Macan Dahan Kalimantan (Neofelis diardii borneensis) adalah salah satu subspesies dari Macan Dahan Sunda yang endemik Pulau Kalimantan dari keluarga Kucing-Kucingan (Felidae). Ya, dia masih satu keluarga dengan Harimau Sumatera (Panthera tigris sumatrensis). Tubuhnya tidak sebesar Harimau Sumatera, namun pola garis gelap dan corak tutul di tubuhnya jutru memberikan penampilan eksotis dan penuh pesona. Di desain dengan tubuh yang lentur dan ekor panjang yang mana berfungsi sebagai penyeimbang membuat dia mendapatkan gelar Si Pemanjat Ulung Penghuni Pohon di dunia.

Bagi Masyarakat Dayak, Si Pemalu ini di panggil “Kule/Kole”, sering diberikan untuk nama mereka dan simbol kebangsawanan dan juga bagian dari roh hutan yang suci. Si Pemalu ini hidup berdampingan dengan mereka. Dia sering dianggap sebagai pelindung, di hormati dan simbol keseimbangan alam. Sayangnya, Si Pemalu yang menyukai ketenangan ini saat ini sudah mulai terusik. Hutan-hutan tempatnya bersembunyi terus di tebang, digantikan dengan pertanian dan perkebunan monokultur, pertambangan maupun perburuan liar. Rumah yang selama ini menjadi tempat paling aman kini perlahan menghilang hingga jumlah keluarga merekapun terus menurun, hingga akhirnya dia resmi masuk dalam daftar spesies yang terancam punah menurut IUCN Redlist.

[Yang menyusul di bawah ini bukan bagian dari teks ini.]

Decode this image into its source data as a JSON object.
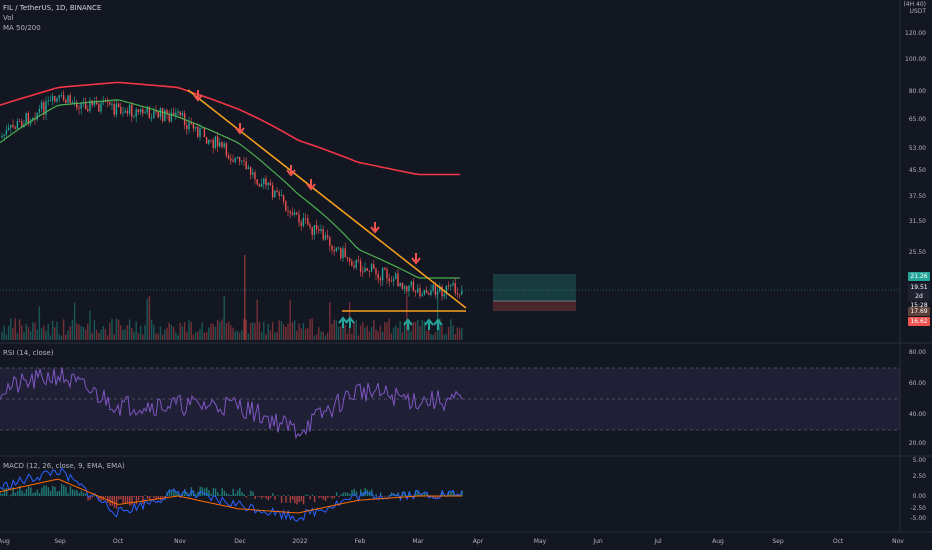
{
  "header": {
    "title": "FIL / TetherUS, 1D, BINANCE",
    "vol": "Vol",
    "ma": "MA 50/200",
    "unit_line1": "(4H 40)",
    "unit_line2": "USDT"
  },
  "rsi_label": "RSI (14, close)",
  "macd_label": "MACD (12, 26, close, 9, EMA, EMA)",
  "price_axis_ticks": [
    "120.00",
    "100.00",
    "80.00",
    "65.00",
    "53.00",
    "45.50",
    "37.50",
    "31.50",
    "25.50"
  ],
  "price_tags": [
    {
      "text": "21.26",
      "color": "#26a69a"
    },
    {
      "text": "19.51",
      "color": "#1e2130"
    },
    {
      "text": "2d 15:28",
      "color": "#1e2130"
    },
    {
      "text": "17.69",
      "color": "#5d4037"
    },
    {
      "text": "16.62",
      "color": "#ef5350"
    }
  ],
  "rsi_ticks": [
    "80.00",
    "60.00",
    "40.00",
    "20.00"
  ],
  "macd_ticks": [
    "5.00",
    "2.50",
    "0.00",
    "-2.50",
    "-5.00"
  ],
  "time_axis": [
    "Aug",
    "Sep",
    "Oct",
    "Nov",
    "Dec",
    "2022",
    "Feb",
    "Mar",
    "Apr",
    "May",
    "Jun",
    "Jul",
    "Aug",
    "Sep",
    "Oct",
    "Nov"
  ],
  "colors": {
    "bg": "#131722",
    "up": "#26a69a",
    "down": "#ef5350",
    "ma50": "#4caf50",
    "ma200": "#f23645",
    "trend": "#f7a21b",
    "rsi": "#7e57c2",
    "macd": "#2962ff",
    "signal": "#ff6d00"
  },
  "chart_data": [
    {
      "type": "line",
      "title": "FIL / TetherUS, 1D, BINANCE",
      "x": [
        "Aug",
        "Sep",
        "Oct",
        "Nov",
        "Dec",
        "2022",
        "Feb",
        "Mar"
      ],
      "series": [
        {
          "name": "Price",
          "values": [
            57,
            75,
            70,
            66,
            48,
            32,
            23,
            19.5
          ]
        },
        {
          "name": "MA 50",
          "values": [
            55,
            72,
            75,
            66,
            55,
            38,
            26,
            21
          ]
        },
        {
          "name": "MA 200",
          "values": [
            72,
            82,
            85,
            82,
            70,
            56,
            48,
            44
          ]
        }
      ],
      "annotations": {
        "trendline": "descending resistance from Nov to Mar",
        "support": "flat support near 17.69",
        "red_arrows": 7,
        "green_arrows": 5
      }
    },
    {
      "type": "line",
      "title": "RSI (14, close)",
      "x": [
        "Aug",
        "Sep",
        "Oct",
        "Nov",
        "Dec",
        "2022",
        "Feb",
        "Mar"
      ],
      "series": [
        {
          "name": "RSI",
          "values": [
            55,
            65,
            45,
            45,
            45,
            28,
            55,
            48
          ]
        }
      ],
      "ylim": [
        20,
        80
      ]
    },
    {
      "type": "bar",
      "title": "MACD (12, 26, close, 9, EMA, EMA)",
      "x": [
        "Aug",
        "Sep",
        "Oct",
        "Nov",
        "Dec",
        "2022",
        "Feb",
        "Mar"
      ],
      "series": [
        {
          "name": "MACD",
          "values": [
            1,
            3,
            -2,
            0.5,
            -1,
            -2.5,
            0,
            0.2
          ]
        },
        {
          "name": "Signal",
          "values": [
            0.5,
            2,
            -1,
            0,
            -1.5,
            -2,
            -0.5,
            0
          ]
        }
      ],
      "ylim": [
        -5,
        5
      ]
    }
  ]
}
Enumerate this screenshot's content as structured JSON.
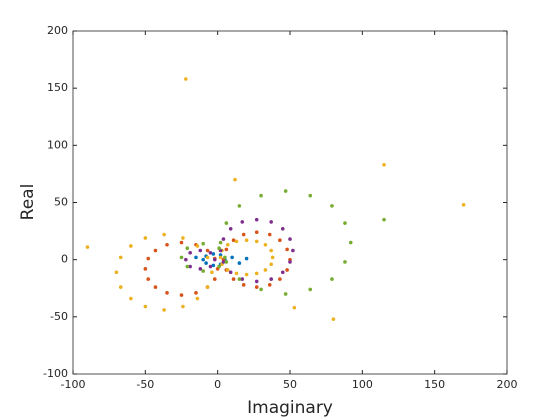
{
  "chart_data": {
    "type": "scatter",
    "xlabel": "Imaginary",
    "ylabel": "Real",
    "xlim": [
      -100,
      200
    ],
    "ylim": [
      -100,
      200
    ],
    "xticks": [
      -100,
      -50,
      0,
      50,
      100,
      150,
      200
    ],
    "yticks": [
      -100,
      -50,
      0,
      50,
      100,
      150,
      200
    ],
    "box": true,
    "series": [
      {
        "color": "#0072BD",
        "x": [
          5,
          2,
          -3,
          -8,
          -10,
          -8,
          -3,
          2,
          10,
          15,
          20,
          -15
        ],
        "y": [
          0,
          4,
          5,
          3,
          0,
          -3,
          -5,
          -4,
          2,
          -3,
          1,
          2
        ]
      },
      {
        "color": "#D95319",
        "x": [
          0,
          -2,
          -7,
          -15,
          -25,
          -35,
          -43,
          -48,
          -50,
          -48,
          -43,
          -35,
          -25,
          -15,
          -7,
          -2,
          50,
          48,
          43,
          36,
          27,
          18,
          11,
          6,
          4,
          6,
          11,
          18,
          27,
          36,
          43,
          48
        ],
        "y": [
          -8,
          1,
          8,
          13,
          15,
          13,
          8,
          1,
          -8,
          -17,
          -24,
          -29,
          -31,
          -29,
          -24,
          -17,
          0,
          9,
          17,
          22,
          24,
          22,
          17,
          9,
          0,
          -9,
          -17,
          -22,
          -24,
          -22,
          -17,
          -9
        ]
      },
      {
        "color": "#EDB120",
        "x": [
          -4,
          -7,
          -14,
          -24,
          -37,
          -50,
          -60,
          -67,
          -70,
          -67,
          -60,
          -50,
          -37,
          -24,
          -14,
          -7,
          38,
          37,
          33,
          27,
          20,
          13,
          7,
          3,
          2,
          3,
          7,
          13,
          20,
          27,
          33,
          37,
          -22,
          -90,
          115,
          170,
          80,
          53,
          12
        ],
        "y": [
          -11,
          2,
          12,
          19,
          22,
          19,
          12,
          2,
          -11,
          -24,
          -34,
          -41,
          -44,
          -41,
          -34,
          -24,
          2,
          8,
          13,
          16,
          17,
          16,
          13,
          8,
          2,
          -4,
          -9,
          -12,
          -13,
          -12,
          -9,
          -4,
          158,
          11,
          83,
          48,
          -52,
          -42,
          70
        ]
      },
      {
        "color": "#7E2F8E",
        "x": [
          52,
          50,
          45,
          37,
          27,
          17,
          9,
          4,
          2,
          4,
          9,
          17,
          27,
          37,
          45,
          50,
          -2,
          -5,
          -12,
          -19,
          -22,
          -19,
          -12,
          -5
        ],
        "y": [
          8,
          18,
          27,
          33,
          35,
          33,
          27,
          18,
          8,
          -2,
          -11,
          -17,
          -19,
          -17,
          -11,
          -2,
          0,
          6,
          8,
          6,
          0,
          -6,
          -8,
          -6
        ]
      },
      {
        "color": "#77AC30",
        "x": [
          92,
          88,
          79,
          64,
          47,
          30,
          15,
          6,
          2,
          6,
          15,
          30,
          47,
          64,
          79,
          88,
          5,
          1,
          -10,
          -21,
          -25,
          -21,
          -10,
          1,
          115
        ],
        "y": [
          15,
          32,
          47,
          56,
          60,
          56,
          47,
          32,
          15,
          -2,
          -17,
          -26,
          -30,
          -26,
          -17,
          -2,
          2,
          10,
          14,
          10,
          2,
          -6,
          -10,
          -6,
          35
        ]
      }
    ]
  }
}
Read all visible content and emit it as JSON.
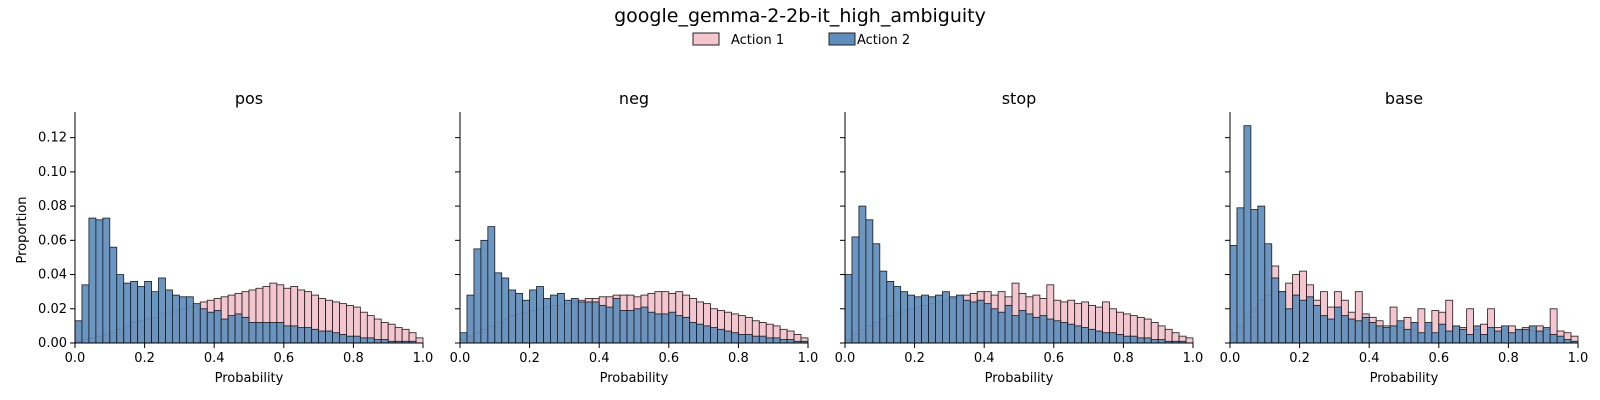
{
  "figure": {
    "title": "google_gemma-2-2b-it_high_ambiguity",
    "legend": {
      "placement": "top-center",
      "items": [
        {
          "label": "Action 1",
          "color": "#f4c6cf"
        },
        {
          "label": "Action 2",
          "color": "#5f8dbd"
        }
      ]
    },
    "shared_y_label": "Proportion",
    "shared_x_label": "Probability"
  },
  "chart_data": [
    {
      "type": "bar",
      "title": "pos",
      "xlabel": "Probability",
      "ylabel": "Proportion",
      "xlim": [
        0,
        1
      ],
      "ylim": [
        0,
        0.135
      ],
      "x_ticks": [
        "0.0",
        "0.2",
        "0.4",
        "0.6",
        "0.8",
        "1.0"
      ],
      "y_ticks": [
        "0.00",
        "0.02",
        "0.04",
        "0.06",
        "0.08",
        "0.10",
        "0.12"
      ],
      "bin_width": 0.02,
      "series": [
        {
          "name": "Action 1",
          "values": [
            0.001,
            0.002,
            0.003,
            0.004,
            0.005,
            0.006,
            0.008,
            0.01,
            0.012,
            0.013,
            0.014,
            0.015,
            0.017,
            0.018,
            0.019,
            0.02,
            0.021,
            0.022,
            0.024,
            0.025,
            0.026,
            0.027,
            0.028,
            0.029,
            0.03,
            0.031,
            0.032,
            0.033,
            0.035,
            0.034,
            0.032,
            0.033,
            0.031,
            0.03,
            0.028,
            0.026,
            0.025,
            0.024,
            0.023,
            0.022,
            0.021,
            0.018,
            0.016,
            0.014,
            0.012,
            0.011,
            0.009,
            0.008,
            0.006,
            0.003
          ]
        },
        {
          "name": "Action 2",
          "values": [
            0.013,
            0.034,
            0.073,
            0.072,
            0.073,
            0.056,
            0.04,
            0.035,
            0.036,
            0.033,
            0.036,
            0.03,
            0.038,
            0.031,
            0.028,
            0.027,
            0.027,
            0.023,
            0.02,
            0.018,
            0.019,
            0.014,
            0.016,
            0.017,
            0.015,
            0.012,
            0.012,
            0.012,
            0.012,
            0.012,
            0.01,
            0.01,
            0.009,
            0.009,
            0.008,
            0.007,
            0.007,
            0.006,
            0.005,
            0.004,
            0.004,
            0.003,
            0.003,
            0.002,
            0.002,
            0.001,
            0.001,
            0.001,
            0.001,
            0.0
          ]
        }
      ]
    },
    {
      "type": "bar",
      "title": "neg",
      "xlabel": "Probability",
      "ylabel": "",
      "xlim": [
        0,
        1
      ],
      "ylim": [
        0,
        0.135
      ],
      "x_ticks": [
        "0.0",
        "0.2",
        "0.4",
        "0.6",
        "0.8",
        "1.0"
      ],
      "y_ticks": [],
      "bin_width": 0.02,
      "series": [
        {
          "name": "Action 1",
          "values": [
            0.002,
            0.004,
            0.006,
            0.008,
            0.01,
            0.012,
            0.014,
            0.016,
            0.017,
            0.018,
            0.019,
            0.02,
            0.021,
            0.022,
            0.022,
            0.023,
            0.024,
            0.025,
            0.026,
            0.026,
            0.027,
            0.027,
            0.028,
            0.028,
            0.028,
            0.027,
            0.028,
            0.029,
            0.03,
            0.03,
            0.029,
            0.03,
            0.028,
            0.026,
            0.024,
            0.023,
            0.02,
            0.019,
            0.018,
            0.017,
            0.016,
            0.015,
            0.013,
            0.012,
            0.011,
            0.01,
            0.008,
            0.007,
            0.005,
            0.003
          ]
        },
        {
          "name": "Action 2",
          "values": [
            0.006,
            0.028,
            0.055,
            0.06,
            0.068,
            0.041,
            0.038,
            0.031,
            0.029,
            0.025,
            0.031,
            0.033,
            0.026,
            0.028,
            0.029,
            0.025,
            0.026,
            0.024,
            0.024,
            0.024,
            0.022,
            0.021,
            0.026,
            0.019,
            0.019,
            0.02,
            0.021,
            0.018,
            0.017,
            0.017,
            0.018,
            0.016,
            0.015,
            0.012,
            0.011,
            0.01,
            0.009,
            0.008,
            0.007,
            0.006,
            0.005,
            0.005,
            0.004,
            0.004,
            0.003,
            0.003,
            0.002,
            0.002,
            0.001,
            0.001
          ]
        }
      ]
    },
    {
      "type": "bar",
      "title": "stop",
      "xlabel": "Probability",
      "ylabel": "",
      "xlim": [
        0,
        1
      ],
      "ylim": [
        0,
        0.135
      ],
      "x_ticks": [
        "0.0",
        "0.2",
        "0.4",
        "0.6",
        "0.8",
        "1.0"
      ],
      "y_ticks": [],
      "bin_width": 0.02,
      "series": [
        {
          "name": "Action 1",
          "values": [
            0.002,
            0.005,
            0.008,
            0.01,
            0.012,
            0.014,
            0.016,
            0.018,
            0.019,
            0.02,
            0.021,
            0.022,
            0.023,
            0.024,
            0.025,
            0.026,
            0.027,
            0.028,
            0.029,
            0.03,
            0.03,
            0.028,
            0.03,
            0.027,
            0.035,
            0.029,
            0.027,
            0.028,
            0.026,
            0.034,
            0.025,
            0.024,
            0.025,
            0.023,
            0.024,
            0.022,
            0.021,
            0.024,
            0.02,
            0.018,
            0.017,
            0.016,
            0.015,
            0.014,
            0.012,
            0.01,
            0.008,
            0.006,
            0.004,
            0.003
          ]
        },
        {
          "name": "Action 2",
          "values": [
            0.04,
            0.062,
            0.08,
            0.072,
            0.058,
            0.042,
            0.036,
            0.033,
            0.03,
            0.028,
            0.027,
            0.028,
            0.027,
            0.028,
            0.03,
            0.027,
            0.028,
            0.025,
            0.024,
            0.025,
            0.023,
            0.02,
            0.018,
            0.022,
            0.016,
            0.019,
            0.017,
            0.015,
            0.016,
            0.014,
            0.013,
            0.012,
            0.011,
            0.01,
            0.009,
            0.008,
            0.007,
            0.006,
            0.006,
            0.005,
            0.004,
            0.004,
            0.003,
            0.003,
            0.002,
            0.002,
            0.001,
            0.001,
            0.001,
            0.0
          ]
        }
      ]
    },
    {
      "type": "bar",
      "title": "base",
      "xlabel": "Probability",
      "ylabel": "",
      "xlim": [
        0,
        1
      ],
      "ylim": [
        0,
        0.135
      ],
      "x_ticks": [
        "0.0",
        "0.2",
        "0.4",
        "0.6",
        "0.8",
        "1.0"
      ],
      "y_ticks": [],
      "bin_width": 0.02,
      "series": [
        {
          "name": "Action 1",
          "values": [
            0.005,
            0.01,
            0.018,
            0.02,
            0.025,
            0.028,
            0.045,
            0.03,
            0.035,
            0.04,
            0.042,
            0.034,
            0.025,
            0.03,
            0.021,
            0.03,
            0.025,
            0.018,
            0.03,
            0.017,
            0.015,
            0.013,
            0.01,
            0.021,
            0.009,
            0.015,
            0.008,
            0.02,
            0.01,
            0.019,
            0.018,
            0.025,
            0.01,
            0.009,
            0.02,
            0.008,
            0.011,
            0.02,
            0.009,
            0.008,
            0.01,
            0.007,
            0.009,
            0.007,
            0.01,
            0.008,
            0.02,
            0.007,
            0.006,
            0.004
          ]
        },
        {
          "name": "Action 2",
          "values": [
            0.057,
            0.079,
            0.127,
            0.078,
            0.08,
            0.058,
            0.038,
            0.03,
            0.02,
            0.028,
            0.025,
            0.027,
            0.022,
            0.016,
            0.014,
            0.021,
            0.016,
            0.014,
            0.013,
            0.015,
            0.012,
            0.01,
            0.009,
            0.01,
            0.013,
            0.008,
            0.012,
            0.006,
            0.012,
            0.006,
            0.011,
            0.007,
            0.01,
            0.008,
            0.005,
            0.01,
            0.005,
            0.009,
            0.007,
            0.01,
            0.006,
            0.008,
            0.008,
            0.01,
            0.007,
            0.009,
            0.005,
            0.004,
            0.002,
            0.001
          ]
        }
      ]
    }
  ]
}
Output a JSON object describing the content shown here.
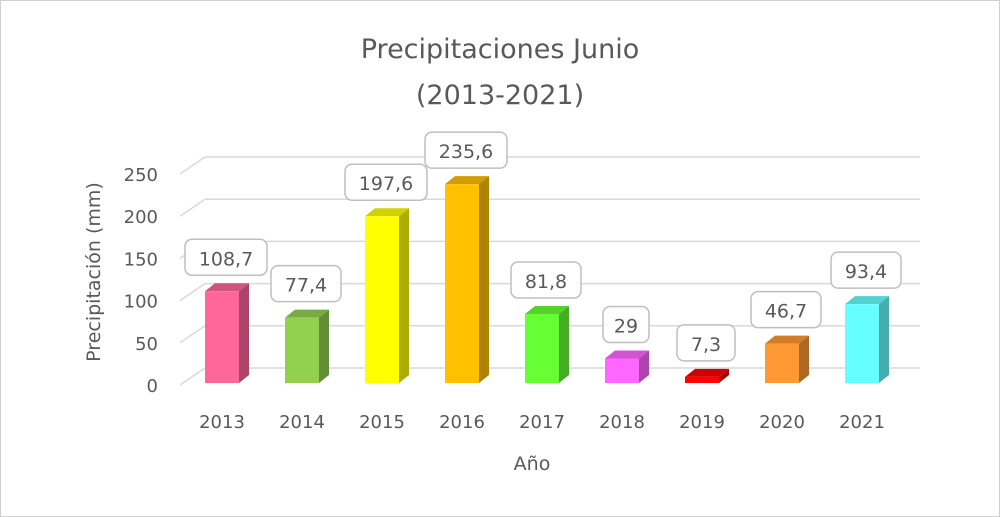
{
  "chart_data": {
    "type": "bar",
    "title_line1": "Precipitaciones Junio",
    "title_line2": "(2013-2021)",
    "xlabel": "Año",
    "ylabel": "Precipitación (mm)",
    "ylim": [
      0,
      250
    ],
    "yticks": [
      "0",
      "50",
      "100",
      "150",
      "200",
      "250"
    ],
    "grid": true,
    "style": "3d-column",
    "categories": [
      "2013",
      "2014",
      "2015",
      "2016",
      "2017",
      "2018",
      "2019",
      "2020",
      "2021"
    ],
    "values": [
      108.7,
      77.4,
      197.6,
      235.6,
      81.8,
      29,
      7.3,
      46.7,
      93.4
    ],
    "data_labels": [
      "108,7",
      "77,4",
      "197,6",
      "235,6",
      "81,8",
      "29",
      "7,3",
      "46,7",
      "93,4"
    ],
    "colors": [
      "#ff6699",
      "#92d050",
      "#ffff00",
      "#ffc000",
      "#66ff33",
      "#ff66ff",
      "#ff0000",
      "#ff9933",
      "#66ffff"
    ]
  }
}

Salah satu metode pengamatan untuk memantau keberlanjutan hidup mereka adalah menggunakan camera trap, namun ini tidak bisa hanya sekedar menggantungkan harapan pada alat ini. Mereka butuh aksi nyata yaitu perlindungan hutan, penghentian perburuan liar dan edukasi masyarakat agar Si Pemalu ini dapat tetap bisa menjelajah dalam kesunyian, diam-diam bisa melanjutkan perannya menjaga ekosistem hutan Kalimantan. Menjaga si Pemalu ini berarti menjaga warisan leluhur dan keharmonisan antara manusia dan alam, seperti yang telah lama diajarkan oleh para Tetua Dayak.